Tout le monde s'accordait à le dire, John Smith, à la tête du Fonds Financier International faisait un excellent travail. Il avait su gérer avec brio la crise des subprimes et ses répercussions mondiales.


Une petite ombre venait obscurcir le tableau, il avait eu une relation extraconjugale avec une de ses subordonnées et on avait dit à l'époque que cette dernière avait obtenu une promotion pour cette raison. Cet écart de conduite fut vite oublié, même si tout le monde s'accordait à dire que Smith était un séducteur et qu'il aimait beaucoup -d'aucun aurait pu dire trop- les femmes.


Grâce à son expertise à la tête du Fonds Financier International, il était pressenti par le camp démocrate comme le futur candidat à la Maison Blanche. Il rassurait les PDG des grosses compagnies du DOW JONES et arrivait à avoir la confiance des ouvriers.


Il était devenu le citoyen américain le plus populaire à a travers le monde, ce compris les pays du Moyen-Orient et ceux en voie de développement.


Son chemin était tout tracé, il était lui-même certain de devenir le prochain Président des Etats Unis et le président actuel, d'ailleurs s'en inquiétait.


Toutefois, tout bascula un samedi du mois de mai 2011.

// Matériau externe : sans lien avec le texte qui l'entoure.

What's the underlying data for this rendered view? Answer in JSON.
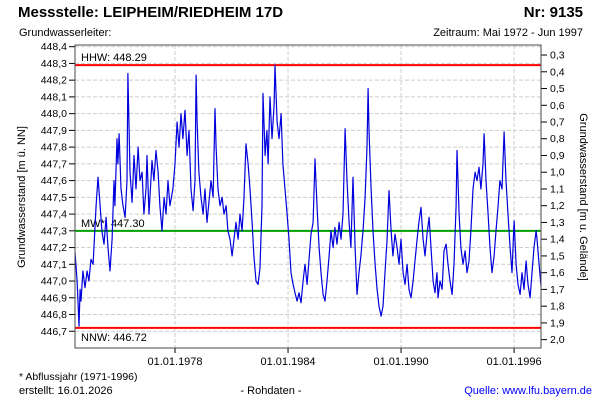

John Smith comme à son habitude lorsqu'il se trouvait à Paris, était descendu dans un palace parisien et avait pris la suite présidentielle où il passa la nuit du vendredi au samedi.


Le samedi matin, il se leva tôt, car il avait devant lui une longue journée, il devait déjeuner avec une de ses filles, étudiante à Science-Po, et prendre l'avion pour Washington l'après-midi.


Vers midi, une femme de chambre s'est présentée dans la suite, pensant que Smith avait quitté la chambre...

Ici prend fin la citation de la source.